# Thread: Surface Area of Hellicoid

1. ## Surface Area of Hellicoid

Find the area of the surface.
The helicoid (or spiral ramp) with vector equation

$\displaystyle r(u,v) = ucos(v) i + usin(v) j + v k\ 0\leq u\leq 1, 0\leq v\leq \pi$

$\displaystyle r_u = cos(v)i+sin(v)j +0k$
$\displaystyle r_v = -cos(v)i + ucos(v)j + k$

Next i found $\displaystyle |r_u \times r_v|$

and got $\displaystyle 1 + 2u + u^2$

Im not even sure if this is right, i got confused by the k term (algebra is rusty). Last, i need to take the

$\displaystyle \int\int |r_u \times r_v| dudv$

Im not sure how to take the integral of this, help would be much appreciated.

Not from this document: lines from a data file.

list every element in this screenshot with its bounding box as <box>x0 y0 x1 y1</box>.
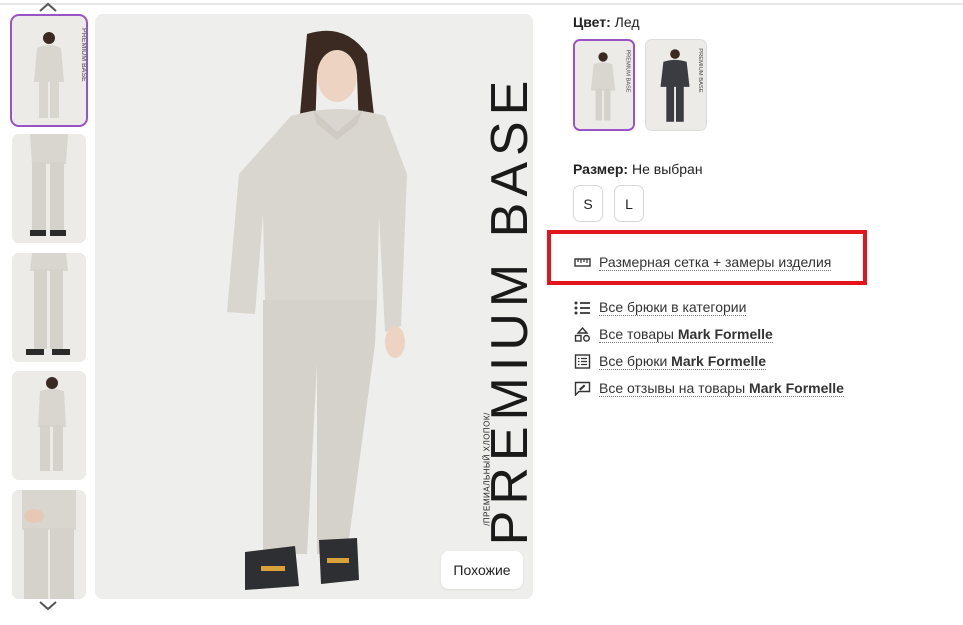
shapes-icon <box>573 326 591 342</box>
thumbnail-5[interactable] <box>12 490 86 599</box>
size-chart-link-text: Размерная сетка + замеры изделия <box>599 253 832 271</box>
size-label: Размер: <box>573 161 629 177</box>
product-photo <box>95 14 533 599</box>
thumbnail-4[interactable] <box>12 371 86 480</box>
svg-text:PREMIUM BASE: PREMIUM BASE <box>80 28 86 82</box>
size-option-l[interactable]: L <box>614 185 644 222</box>
size-value: Не выбран <box>631 161 703 177</box>
size-row: Размер: Не выбран <box>573 161 703 177</box>
color-swatch-dark[interactable]: PREMIUM BASE <box>645 39 707 131</box>
brand-goods-link[interactable]: Все товары Mark Formelle <box>573 323 773 345</box>
catalog-icon <box>573 353 591 369</box>
brand-reviews-link[interactable]: Все отзывы на товары Mark Formelle <box>573 377 844 399</box>
color-label: Цвет: <box>573 14 611 30</box>
brand-pants-link-text: Все брюки Mark Formelle <box>599 352 767 370</box>
svg-text:PREMIUM BASE: PREMIUM BASE <box>624 49 630 92</box>
product-options-panel: Цвет: Лед PREMIUM BASE PREMIUM BASE Разм… <box>547 0 963 625</box>
brand-goods-link-text: Все товары Mark Formelle <box>599 326 773 343</box>
list-icon <box>573 299 591 315</box>
similar-button[interactable]: Похожие <box>441 551 523 589</box>
svg-text:PREMIUM BASE: PREMIUM BASE <box>697 48 703 93</box>
size-option-s[interactable]: S <box>573 185 603 222</box>
brand-subtitle-text: /ПРЕМИАЛЬНЫЙ ХЛОПОК/ <box>482 412 492 526</box>
brand-name: Mark Formelle <box>749 379 844 396</box>
main-product-image[interactable]: PREMIUM BASE /ПРЕМИАЛЬНЫЙ ХЛОПОК/ Похожи… <box>95 14 533 599</box>
ruler-icon <box>573 254 591 270</box>
brand-pants-prefix: Все брюки <box>599 352 668 369</box>
brand-name: Mark Formelle <box>677 325 773 342</box>
color-swatch-ice[interactable]: PREMIUM BASE <box>573 39 635 131</box>
thumbnail-2[interactable] <box>12 134 86 243</box>
size-chart-link[interactable]: Размерная сетка + замеры изделия <box>573 251 832 273</box>
brand-goods-prefix: Все товары <box>599 325 674 342</box>
thumbnail-1[interactable]: PREMIUM BASE <box>10 14 88 127</box>
brand-reviews-link-text: Все отзывы на товары Mark Formelle <box>599 380 844 397</box>
thumbs-scroll-down-icon[interactable] <box>38 600 58 612</box>
color-value: Лед <box>614 14 640 30</box>
brand-name: Mark Formelle <box>671 352 767 369</box>
thumbnail-3[interactable] <box>12 253 86 362</box>
brand-pants-link[interactable]: Все брюки Mark Formelle <box>573 350 767 372</box>
color-row: Цвет: Лед <box>573 14 640 30</box>
thumbs-scroll-up-icon[interactable] <box>38 1 58 13</box>
category-link-text: Все брюки в категории <box>599 298 747 316</box>
brand-reviews-prefix: Все отзывы на товары <box>599 379 746 396</box>
review-icon <box>573 380 591 396</box>
category-link[interactable]: Все брюки в категории <box>573 296 747 318</box>
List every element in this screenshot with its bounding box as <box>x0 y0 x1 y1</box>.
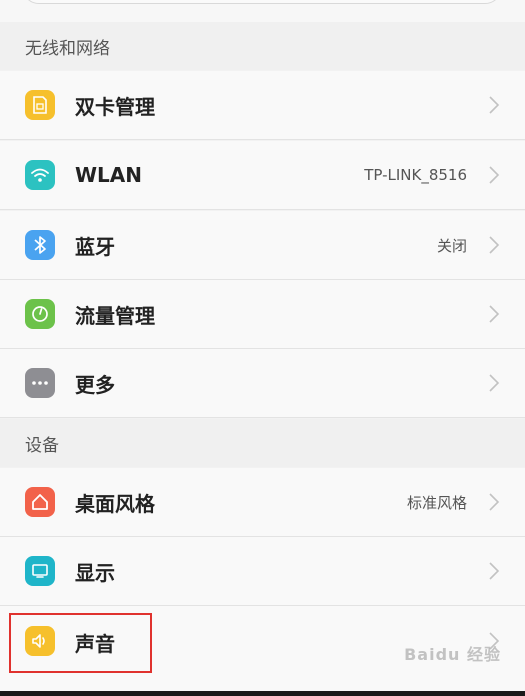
bottom-bar <box>0 691 525 696</box>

2. If $\displaystyle r(u,v)=\{u\cos(v), u\sin(v),v\}$ then $\displaystyle r_u=\{\cos(v),sin(v),0\}$ and $\displaystyle r_v=\{-u\sin(v),u\cos(v),1\}$

Then:

$\displaystyle r_u \times r_v=\left|\begin{array}{ccc}i & j & k \\ \cos(v) & \sin(v) & 0 \\ -u\sin(v) & u\cos(v) & 1 \end{array}\right|=\{\sin(v),-\cos(v),u\}$

so that:

$\displaystyle \mathop\int\int\limits_{\hspace{-15pt} R} |r_u \times r_v| dA=\mathop\int\int\limits_{\hspace{-15pt}R}\sqrt{\sin^2(v)+\cos^2(v)+u^2}\; du dv$